“I saw how hard the chaplain was workin’ and I knew my job on the crew wasn’t so heavy, so he took my place and I carted ammunition a while. Just when we thought that the thing was fineed a Boche plane came swoopin’ down on us and opened up a machine-gun barrage. I’ll say that the Boches had pretty good guts, but no more than Carl Davis had, the ‘loot’ that was our C. O. Davis grabbed a rifle from one of the gang and ran right after that Boche, pepperin’ away at him like he was shootin’ at a flock of blackbirds. It was still darker than hell and all that we could see of the Boche plane was black outlines, just as if some big hawk was flappin’ its wings right over our heads. Gee! it was uncanny and sort of ghostlike. Davis was runnin’ up and down like a man in a relay race all by himself. He didn’t have nothin’ on except an undershirt, pants, and boots. We all laughed at him and that helped a lot to get our minds off our troubles. Finally the Boche whirred away and Lieutenant Davis put the old rifle up. Poor Davis, he was some fightin’ kid. They got him up at Château-Thierry. But that comes later.

“The battlin’ was wearin’ down to a small noise. Most of the Boches had all they could stand. They began tryin’ to get back to their lines, and our batteries cut ’em up like a lawn-mower gets the grass. Their artillery had shut up except those few guns that was firin’ at ambulances and wounded parties. You see, our ambulances had to come up over a road that was pickin’ and when they started ’round Dead Man’s Curve—Bluey! Bang!—the Boches would smash ’em, wounded and all, into pieces. We had to keep our wounded down in that dugout about six hours waitin’ to evacuate ’em on that account. The little Greek boy I was tellin’ you about died before they got him away.

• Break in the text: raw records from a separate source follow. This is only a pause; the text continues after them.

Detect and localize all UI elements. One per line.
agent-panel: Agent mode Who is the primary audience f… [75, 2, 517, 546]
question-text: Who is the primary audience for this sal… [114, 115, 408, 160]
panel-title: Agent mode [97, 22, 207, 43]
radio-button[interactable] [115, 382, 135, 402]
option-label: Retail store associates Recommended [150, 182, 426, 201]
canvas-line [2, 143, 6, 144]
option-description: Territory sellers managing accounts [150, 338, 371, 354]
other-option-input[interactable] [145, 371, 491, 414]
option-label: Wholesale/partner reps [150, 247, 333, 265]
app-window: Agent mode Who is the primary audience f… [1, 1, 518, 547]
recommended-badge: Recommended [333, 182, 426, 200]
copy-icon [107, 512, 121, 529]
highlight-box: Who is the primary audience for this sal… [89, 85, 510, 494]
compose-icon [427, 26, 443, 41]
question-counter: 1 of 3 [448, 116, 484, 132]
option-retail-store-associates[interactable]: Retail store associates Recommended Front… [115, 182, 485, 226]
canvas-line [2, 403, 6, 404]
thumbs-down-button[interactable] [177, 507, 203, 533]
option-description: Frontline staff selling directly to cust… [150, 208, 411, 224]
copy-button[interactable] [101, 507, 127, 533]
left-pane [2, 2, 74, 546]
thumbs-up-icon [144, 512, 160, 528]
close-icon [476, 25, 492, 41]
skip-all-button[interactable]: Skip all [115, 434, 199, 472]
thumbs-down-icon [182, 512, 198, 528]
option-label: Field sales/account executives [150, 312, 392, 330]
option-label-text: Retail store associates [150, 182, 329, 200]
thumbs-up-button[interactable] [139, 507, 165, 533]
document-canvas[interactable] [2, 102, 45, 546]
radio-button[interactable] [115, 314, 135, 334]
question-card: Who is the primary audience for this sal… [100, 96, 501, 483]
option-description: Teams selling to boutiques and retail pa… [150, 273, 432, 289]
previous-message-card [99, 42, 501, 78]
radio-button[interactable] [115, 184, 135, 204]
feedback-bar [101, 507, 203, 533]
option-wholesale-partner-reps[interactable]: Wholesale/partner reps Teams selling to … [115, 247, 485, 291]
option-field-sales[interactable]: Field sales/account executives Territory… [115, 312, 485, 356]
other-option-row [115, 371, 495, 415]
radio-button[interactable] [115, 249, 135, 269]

“Exceptin’ for a few guns goin’, now and then, the place was quiet ’round five-thirty. So quiet you could hear the wounded moanin’ mighty easy, and now and then a thud was heard when barbed wire supportin’ a dead man would snap and let the body hit the ground.

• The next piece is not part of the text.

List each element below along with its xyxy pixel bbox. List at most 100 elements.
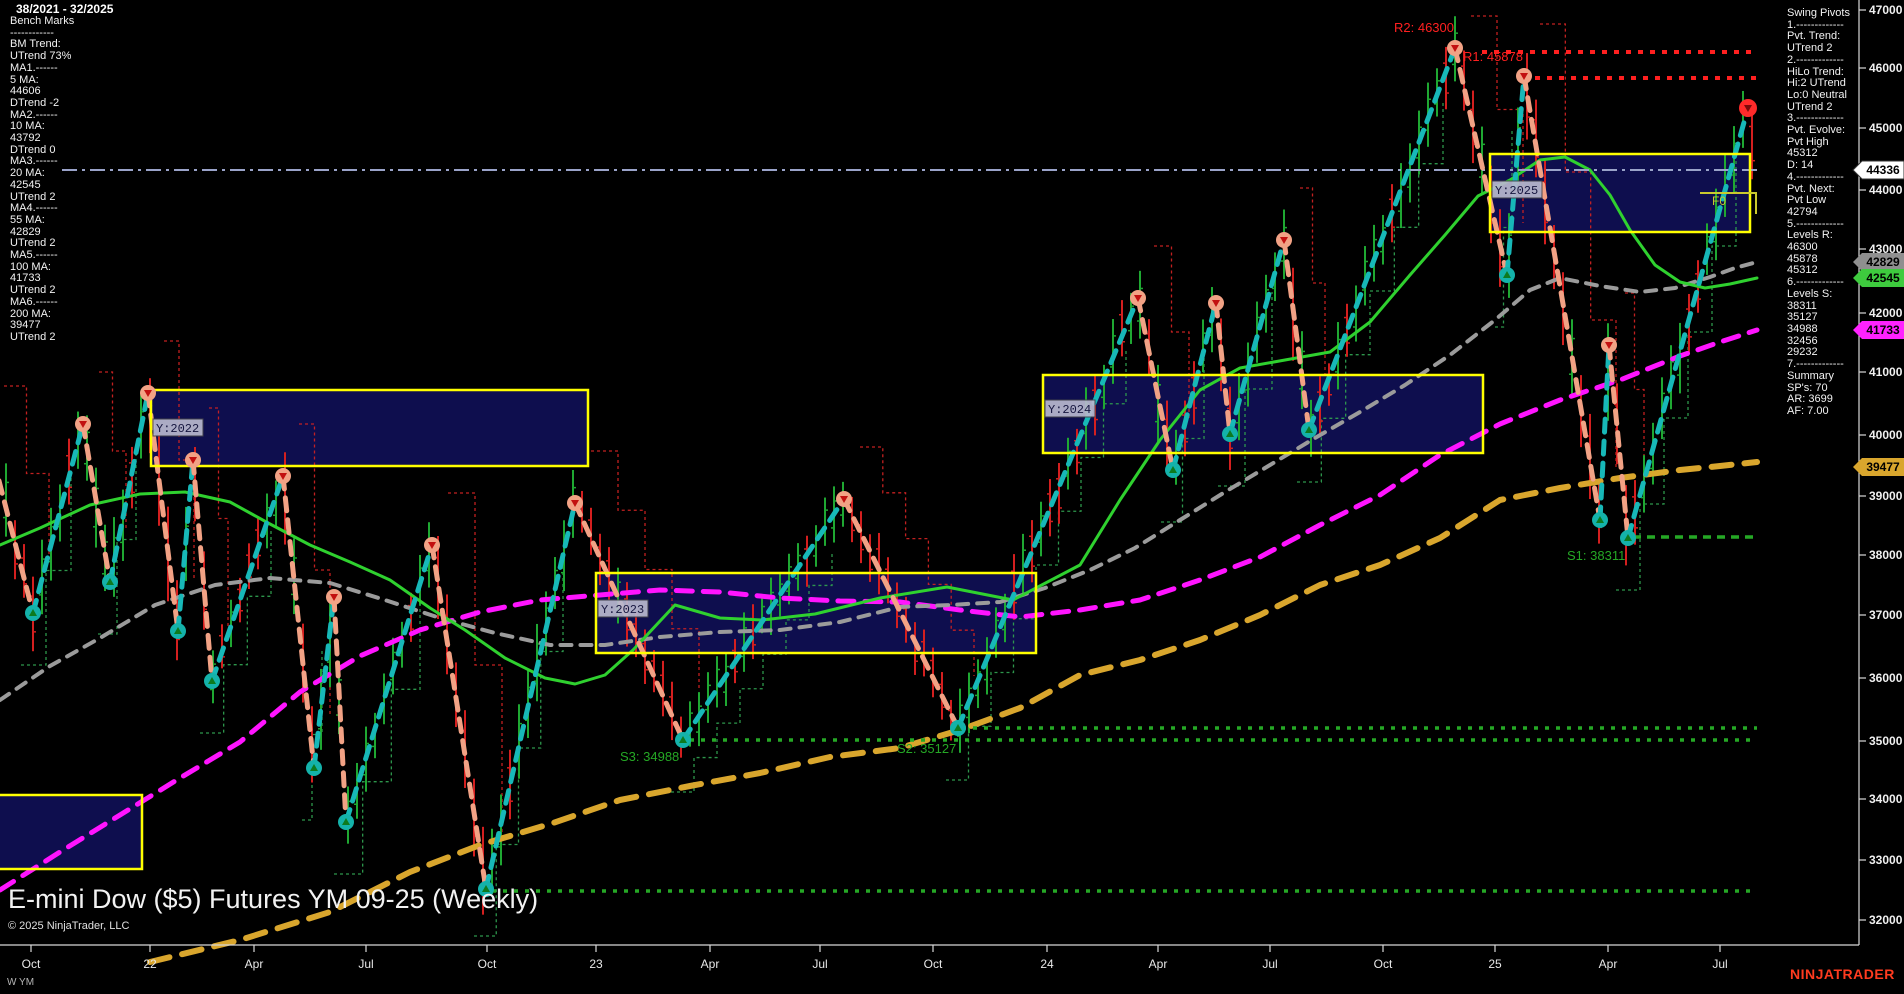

“The early mornin’ was as gray as cigarette ashes, but it was plenty light enough to see what was ’round us. I wished it had been a blame sight darker. I couldn’t look at poor old Frank Gordon to save my life. He was lyin’ right outside the trench—face turned toward the dug-out, mouth wide open and all blue and bloated like. The only arm he had was pointin’ to the sky just like an arrow. He was almost straddlin’ Wilson’s trunk.

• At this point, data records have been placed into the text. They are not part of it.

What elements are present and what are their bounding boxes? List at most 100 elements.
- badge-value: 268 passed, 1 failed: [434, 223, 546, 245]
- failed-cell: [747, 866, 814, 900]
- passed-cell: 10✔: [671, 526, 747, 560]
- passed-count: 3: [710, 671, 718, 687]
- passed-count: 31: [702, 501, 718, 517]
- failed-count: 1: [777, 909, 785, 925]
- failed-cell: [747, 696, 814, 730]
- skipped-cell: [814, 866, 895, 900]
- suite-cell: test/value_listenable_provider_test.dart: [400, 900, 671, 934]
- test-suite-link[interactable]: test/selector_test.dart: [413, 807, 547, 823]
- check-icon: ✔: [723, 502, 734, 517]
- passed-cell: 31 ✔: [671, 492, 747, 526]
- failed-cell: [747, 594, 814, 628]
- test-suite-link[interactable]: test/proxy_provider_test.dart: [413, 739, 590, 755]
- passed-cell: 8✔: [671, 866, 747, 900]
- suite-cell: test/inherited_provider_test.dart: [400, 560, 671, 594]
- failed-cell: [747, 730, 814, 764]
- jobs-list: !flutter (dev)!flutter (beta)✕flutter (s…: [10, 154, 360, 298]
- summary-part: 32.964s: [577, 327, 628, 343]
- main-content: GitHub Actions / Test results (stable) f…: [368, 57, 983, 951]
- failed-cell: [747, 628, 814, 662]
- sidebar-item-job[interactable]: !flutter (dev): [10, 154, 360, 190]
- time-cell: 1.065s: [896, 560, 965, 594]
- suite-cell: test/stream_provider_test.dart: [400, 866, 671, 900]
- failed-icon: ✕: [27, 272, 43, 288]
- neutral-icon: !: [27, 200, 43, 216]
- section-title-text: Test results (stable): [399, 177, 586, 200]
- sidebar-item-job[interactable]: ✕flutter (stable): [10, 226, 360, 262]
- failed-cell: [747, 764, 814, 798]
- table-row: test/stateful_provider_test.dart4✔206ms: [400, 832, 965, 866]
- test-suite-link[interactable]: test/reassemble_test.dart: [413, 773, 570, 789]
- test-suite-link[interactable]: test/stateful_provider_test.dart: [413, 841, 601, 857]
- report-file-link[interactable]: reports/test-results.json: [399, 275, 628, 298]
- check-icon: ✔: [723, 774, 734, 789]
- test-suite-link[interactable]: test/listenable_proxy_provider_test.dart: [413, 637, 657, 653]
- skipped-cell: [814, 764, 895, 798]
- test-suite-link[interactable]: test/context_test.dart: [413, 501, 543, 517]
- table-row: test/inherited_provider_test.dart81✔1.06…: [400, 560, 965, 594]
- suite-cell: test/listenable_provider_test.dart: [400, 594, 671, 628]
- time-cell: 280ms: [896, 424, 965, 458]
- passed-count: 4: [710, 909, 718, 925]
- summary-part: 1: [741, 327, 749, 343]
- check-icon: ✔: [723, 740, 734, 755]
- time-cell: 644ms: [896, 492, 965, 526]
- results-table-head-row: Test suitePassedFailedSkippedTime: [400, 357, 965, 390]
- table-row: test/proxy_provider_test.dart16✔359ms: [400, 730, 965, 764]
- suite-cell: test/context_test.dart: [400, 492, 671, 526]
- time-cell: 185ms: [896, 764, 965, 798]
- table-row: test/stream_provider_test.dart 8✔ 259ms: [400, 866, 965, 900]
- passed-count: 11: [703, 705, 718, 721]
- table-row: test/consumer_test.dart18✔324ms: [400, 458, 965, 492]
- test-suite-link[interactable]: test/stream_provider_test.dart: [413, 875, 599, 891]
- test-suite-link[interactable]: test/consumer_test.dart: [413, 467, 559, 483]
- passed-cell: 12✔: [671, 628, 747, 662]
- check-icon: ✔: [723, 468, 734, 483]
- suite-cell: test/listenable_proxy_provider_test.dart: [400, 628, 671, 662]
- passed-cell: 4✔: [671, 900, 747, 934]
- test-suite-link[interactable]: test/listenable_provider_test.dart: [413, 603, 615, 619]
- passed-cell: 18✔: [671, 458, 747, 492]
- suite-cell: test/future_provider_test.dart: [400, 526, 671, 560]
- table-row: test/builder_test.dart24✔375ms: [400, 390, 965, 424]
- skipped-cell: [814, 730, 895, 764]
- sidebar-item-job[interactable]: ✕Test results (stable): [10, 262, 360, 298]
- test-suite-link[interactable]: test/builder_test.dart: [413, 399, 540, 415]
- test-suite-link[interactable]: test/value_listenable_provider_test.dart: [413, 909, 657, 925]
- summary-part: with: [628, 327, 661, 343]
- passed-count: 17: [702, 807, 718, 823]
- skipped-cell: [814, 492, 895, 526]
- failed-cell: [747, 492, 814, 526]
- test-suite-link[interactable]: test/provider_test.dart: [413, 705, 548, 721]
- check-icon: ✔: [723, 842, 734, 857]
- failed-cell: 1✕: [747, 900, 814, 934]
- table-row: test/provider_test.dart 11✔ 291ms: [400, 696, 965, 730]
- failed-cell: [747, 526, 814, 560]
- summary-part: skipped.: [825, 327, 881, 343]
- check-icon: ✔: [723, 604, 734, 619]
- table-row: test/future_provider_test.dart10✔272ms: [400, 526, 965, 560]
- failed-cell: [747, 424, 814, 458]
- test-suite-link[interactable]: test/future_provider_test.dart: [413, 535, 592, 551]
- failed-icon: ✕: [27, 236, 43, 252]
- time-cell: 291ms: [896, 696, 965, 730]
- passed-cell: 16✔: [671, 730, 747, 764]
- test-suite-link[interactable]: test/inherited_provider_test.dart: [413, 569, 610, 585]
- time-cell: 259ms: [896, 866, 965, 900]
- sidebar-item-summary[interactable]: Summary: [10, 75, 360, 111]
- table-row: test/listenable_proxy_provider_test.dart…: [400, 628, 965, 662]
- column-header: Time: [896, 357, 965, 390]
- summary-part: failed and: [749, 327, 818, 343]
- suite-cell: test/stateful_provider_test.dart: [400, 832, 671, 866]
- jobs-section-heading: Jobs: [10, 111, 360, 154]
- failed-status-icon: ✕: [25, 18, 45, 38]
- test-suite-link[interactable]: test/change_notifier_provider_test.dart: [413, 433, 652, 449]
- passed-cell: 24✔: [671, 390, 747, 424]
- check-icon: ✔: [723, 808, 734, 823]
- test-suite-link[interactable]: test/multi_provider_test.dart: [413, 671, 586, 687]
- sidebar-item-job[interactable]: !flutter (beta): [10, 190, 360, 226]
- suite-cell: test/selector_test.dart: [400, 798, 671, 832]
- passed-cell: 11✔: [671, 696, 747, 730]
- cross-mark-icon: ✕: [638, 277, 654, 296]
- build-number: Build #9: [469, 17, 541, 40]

“But Gordon and Wilson was just two of many. There was beaucoup more of our boys and officers lyin’ ’round in stiff heaps, all broken and twisted up. Down ’round the first-line infantry trenches it was as grim lookin’ as an opened-up graveyard. There was beaucoup Germans piled up on the ground and hangin’ on wire entanglements. All mostly dead—some just dyin’. I saw a few Americans scattered in and out between ’em, too.

“Father Farrell came along and asked some of us to give him a hand to put the boys away. I was one of the gang that started the buryin’ stuff, but when I came to Frank Gordon— Honest to God, O. D., I couldn’t touch him. Sounds foolish to say that—don’t it? I swear it’s a fact. Guess I didn’t have the guts.

“I says, ‘Father, you’ll have to get somebody else on this detail in my place. I can’t touch Gordon.’ I used to sleep with that boy and listen to him tell me ’bout his girl, a colleen that was waitin’ for him to come back to the old country—Gordon was born in Ireland, you see. Father Farrell understood, I guess, ’cause he says, ‘Here, you take his identification tag, this ring and pocketbook, and keep it; they’re his effects. Then you beat it to the dug-out.’ I grabbed them things and run like hell. I was kinda feelin’ funny in the gills. First and last time it’s hit me that way, though.

“We got relieved that night and were sent back to the échelon for a rest and somethin’ to eat. We’d been monjayin’ the old iron rations for almost a week straight.

“It wouldn’t have been nothin’ more than half natural for us to mope ’round after such excitement and think ’bout it or talk a hell of a lot. But I never saw much of that stuff—not durin’ the whole time we’ve been in the guerre. Day after we got back we got an old madame to cook up a big feed for some of us that was on the gun crew. Had a hot bath before monjayin’, and maybe I didn’t feel like a regular guy!

“All the fellows was cleaned up, and you’d have never known that they had been battlin’. Course everybody missed old Gordon. He could tell the funniest stories I ever listened to and play and sing stuff in a way that would have set Broadway nuts. Somebody got up and said a toast to him, and we drank champagne to his memory. There wasn’t no crape-hangers at the party. Course we was mighty sorry for the boys that had passed out. But we still had to fight the guerre for ourselves, and if there’s any way the guerre can lick you it’s by getting your goat over things that’s happened to you or your pals. You got to forget it, O. D. Got to be a hard guy as much as you can.